The limitations of this study include the small sample size from a single institution and the retrospective observational design of the study. However, the remarkably consistent findings of multiple bands on SPEP/SIFE, especially bands being present in beta and alpha region, high enough concentration of SFLC for the lesion to qualify as LCPMM, and presence of circulating plasma cells allow for the criteria listed above to be used for a presumptive diagnosis of IgD MM. The small sample size reflects the low incidence of IgD MM.
It is worth reiterating that the presence of very high serum free light chains in patients with IgD myeloma does not warrant a diagnosis of biclonal myeloma [8,9]. The short survival in IgD MM is likely to be due, in part, to excess free monoclonal light chains causing light chain nephropathy and renal failure. All four patients had lower than normal estimated glomerular filtration rate (eGFR) and three of the four had marked reduction in eGFR. The markedly shorter survival, even shorter than that for IgG and IgA LCPMM, warrants a reevaluation of the treatments in current use. As suggested for usual LCPMM, aggressive efforts at reducing the concentration of free monoclonal light chains may be useful for preventing light chain nephropathy and renal disease [10,15].
While standard hospital clinical laboratories lack the ability to definitively provide evidence of IgD monoclonality, a presumptive diagnosis of IgD MM can be made on the basis of a constellation of laboratory findings: Multiple bands on SPEP and SIFE, especially bands anodal to the gamma region, presence of circulating plasma cells, high concentration of free light chains, and suppression of IgG, IgA and IgM. IgD MM has poor prognosis with survival even shorter than that for LCPMM. The need for reevaluation of treatment for LCPMM is further highlighted by the short survival in IgD MM.
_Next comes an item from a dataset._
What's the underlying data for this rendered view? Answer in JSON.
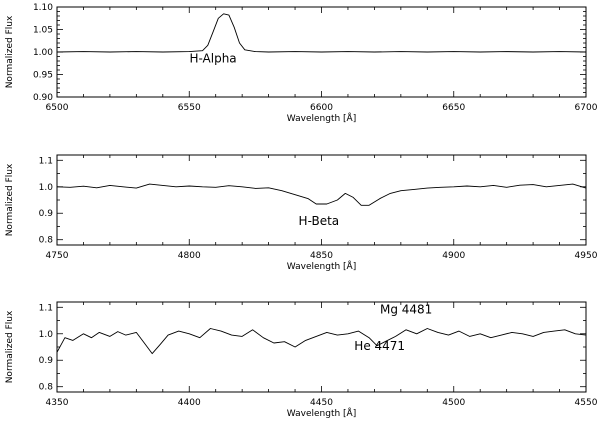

No funding was received for this research.
The author serves as a consultant to Diazyme Inc. Sebia Inc. and Health Tap, however, this did not pose any conflict of interest in this research.
The study protocol was reviewed and approved by the Augusta University institutional review board (Protocol # 657783). Being that this is a retrospective review of medical records, the IRB waived the requirement for informed consent.